2. Large firms and organizations have resources

If you're starting your own company, you're starting from absolute zero. No money, no recognition, and no clout. You have to build your client base, your audience and your team, all while trying to sustain yourself and make an impact in your area of focus. It's a tough road to hoe, one that only gets more intense the more successful you become. Contrast that to larger organizations, whose names and presence are known throughout the country, and perhaps the world. Whether for-profit or non-profit, they will be able to accomplish bigger projects and try grander innovations (yes, large organizations can innovate too) than the startup struggling to stay afloat. Even companies that have no social mission whatsoever frequently have Corporate Social Responsibility (CSR) offices, through which they launch charitable initiatives. While CSR is not without its controversies, it remains an important avenue through which socially positive initiatives can be delivered.

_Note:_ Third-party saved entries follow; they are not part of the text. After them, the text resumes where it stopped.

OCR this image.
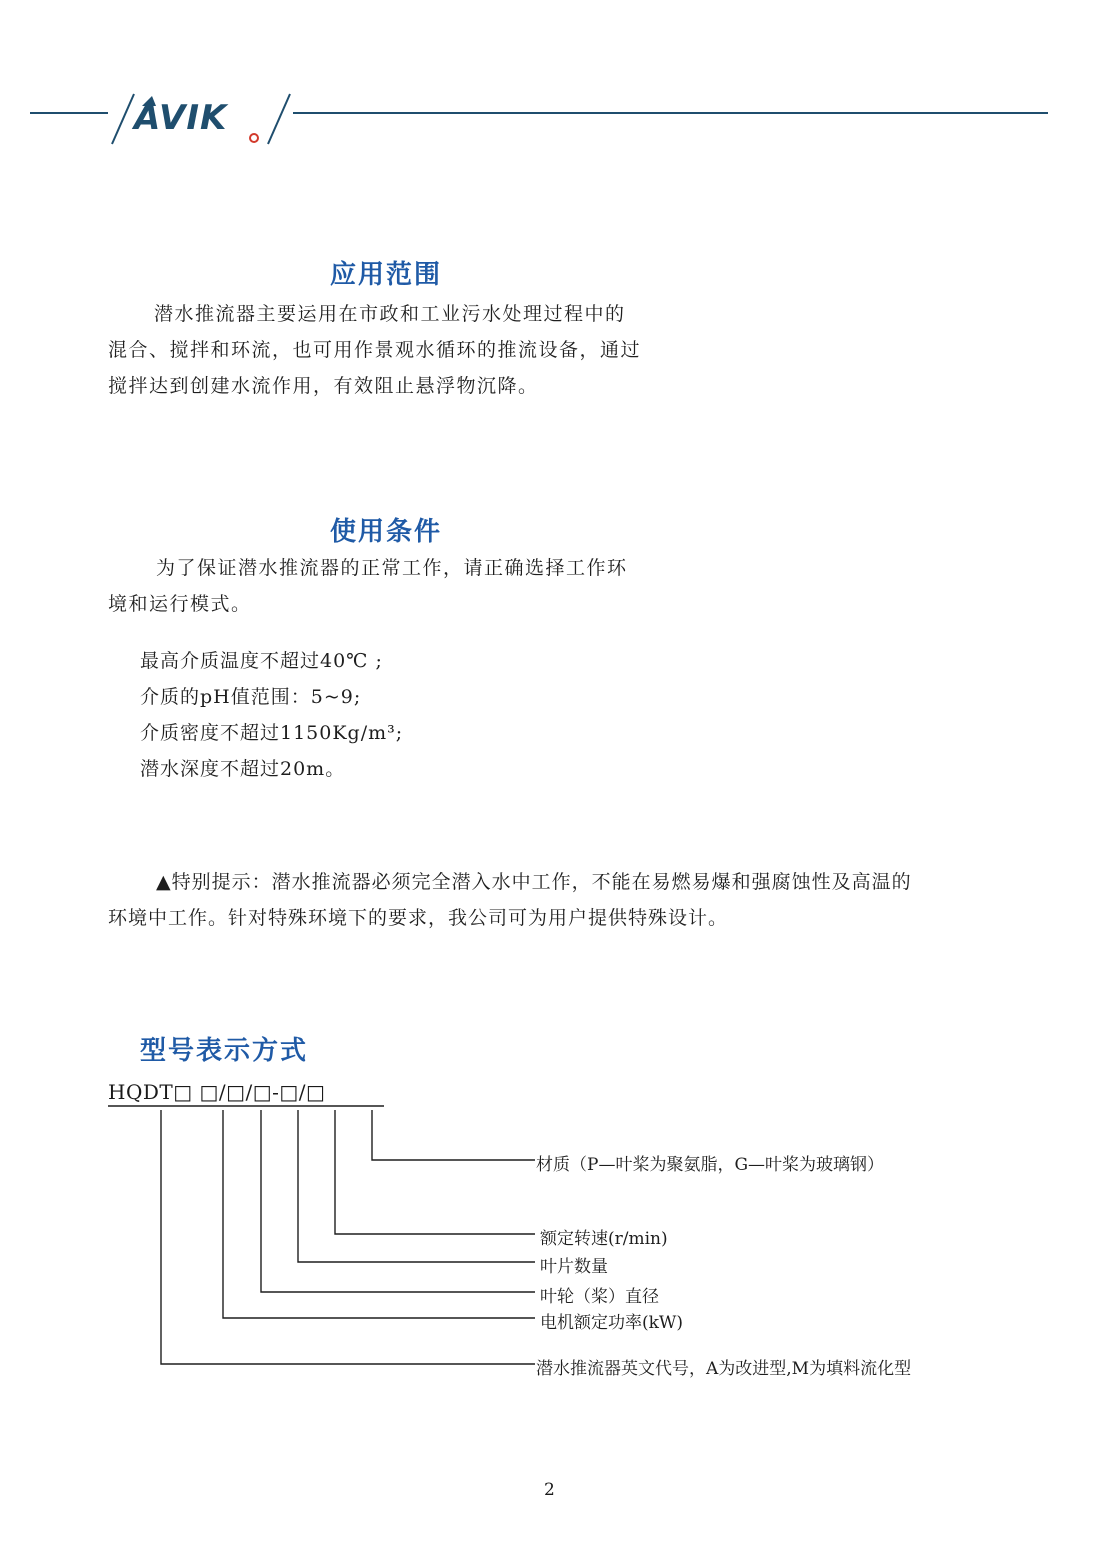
AVIK
应用范围
潜水推流器主要运用在市政和工业污水处理过程中的
混合、搅拌和环流，也可用作景观水循环的推流设备，通过
搅拌达到创建水流作用，有效阻止悬浮物沉降。
使用条件
为了保证潜水推流器的正常工作，请正确选择工作环
境和运行模式。
最高介质温度不超过40℃ ;
介质的pH值范围：5~9;
介质密度不超过1150Kg/m³;
潜水深度不超过20m。
▲特别提示：潜水推流器必须完全潜入水中工作，不能在易燃易爆和强腐蚀性及高温的
环境中工作。针对特殊环境下的要求，我公司可为用户提供特殊设计。
型号表示方式
HQDT□ □/□/□-□/□
材质（P—叶桨为聚氨脂，G—叶桨为玻璃钢）
额定转速(r/min)
叶片数量
叶轮（桨）直径
电机额定功率(kW)
潜水推流器英文代号，A为改进型,M为填料流化型
2
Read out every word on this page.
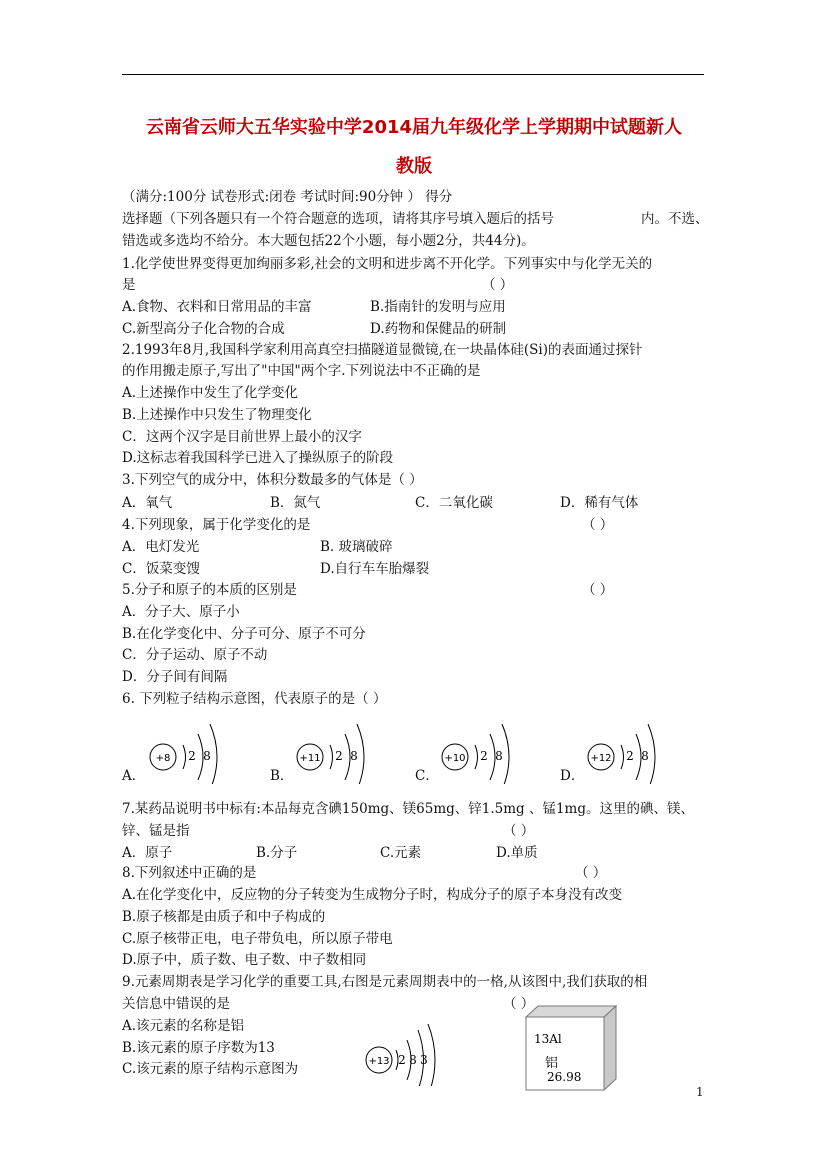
云南省云师大五华实验中学2014届九年级化学上学期期中试题新人
教版
（满分:100分 试卷形式:闭卷 考试时间:90分钟 ） 得分
选择题（下列各题只有一个符合题意的选项，请将其序号填入题后的括号	内。不选、
错选或多选均不给分。本大题包括22个小题，每小题2分，共44分)。
1.化学使世界变得更加绚丽多彩,社会的文明和进步离不开化学。下列事实中与化学无关的
是	（ ）
A.食物、衣料和日常用品的丰富	B.指南针的发明与应用
C.新型高分子化合物的合成	D.药物和保健品的研制
2.1993年8月,我国科学家利用高真空扫描隧道显微镜,在一块晶体硅(Si)的表面通过探针
的作用搬走原子,写出了"中国"两个字.下列说法中不正确的是
A.上述操作中发生了化学变化
B.上述操作中只发生了物理变化
C．这两个汉字是目前世界上最小的汉字
D.这标志着我国科学已进入了操纵原子的阶段
3.下列空气的成分中，体积分数最多的气体是（ ）
A．氧气	B．氮气	C．二氧化碳	D．稀有气体
4.下列现象，属于化学变化的是	（ ）
A．电灯发光	B. 玻璃破碎
C．饭菜变馊	D.自行车车胎爆裂
5.分子和原子的本质的区别是	（ ）
A．分子大、原子小
B.在化学变化中、分子可分、原子不可分
C．分子运动、原子不动
D．分子间有间隔
6. 下列粒子结构示意图，代表原子的是（ ）
A．
+8 2 8
B．
+11 2 8
C．
+10 2 8
D．
+12 2 8
7.某药品说明书中标有:本品每克含碘150mg、镁65mg、锌1.5mg 、锰1mg。这里的碘、镁、
锌、锰是指	（ ）
A．原子	B.分子	C.元素	D.单质
8.下列叙述中正确的是	（ ）
A.在化学变化中，反应物的分子转变为生成物分子时，构成分子的原子本身没有改变
B.原子核都是由质子和中子构成的
C.原子核带正电，电子带负电，所以原子带电
D.原子中，质子数、电子数、中子数相同
9.元素周期表是学习化学的重要工具,右图是元素周期表中的一格,从该图中,我们获取的相
关信息中错误的是	（ ）
A.该元素的名称是铝
B.该元素的原子序数为13
C.该元素的原子结构示意图为	+13 2 8 3
13Al
铝
26.98
1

3. Most innovation isn't social - it's technological

The social innovation movement is fairly recent, coming to prominence along with the increased ease of entrepreneurship. But for much of the past few decades, "innovation" has not referred to microgrants, eco-tourism or design thinking. It's referred to the process of science and technology innovation, long understood as one of the primary engines of economic growth. This is the process of developing new technology from scratch, starting with basic research, moving through sophisticated technological development and finally commercializing a useable product. NASA's research during the Space Race brought us more than a man on the moon and significant advances in computer technology - a number of inventions are in use today because of their work. Startups may come up with all sorts of great uses for technology, but they are at the very end of the value chain, and can only do so much to commercialize a product. While Tesla has been doing great work in the electric car market, the fact remains that such cars will remain unaffordable to the average consumer without continued advances in battery R&D. And this is R&D that won't be funded by private investors either, as it may take several years before any effective progress can be made. This is a key function of the government and research unversities.

With so many big problems that need addressing, it's clear that the social innovation conversations need to be much wider. While it's great that many have founded businesses and nonprofits to zero in on the micro-level problems they're passionate about, they also need a broader understanding of macro-levels concerns and influences that are required for true systemic change. So maybe think twice before you struggle through your startup. Maybe there's a position in corporate America through which you can serve as an intrapreneur, working to change the old institutional practices and priorities from the inside out. Maybe you're a scientist or engineer who can help improve our infrastructure and technology innovation instead of getting that MBA. Or maybe, like me, your preferred vehicle of change is public policy, and you can work to forge good regulation and practices for the future. And if you really have the entrepreneurial bug, you can even do your startup part time. But whatever you choose, always understand that we live in a complex world with millions of moving parts. Let's make sure we're focused on improving every single one of them.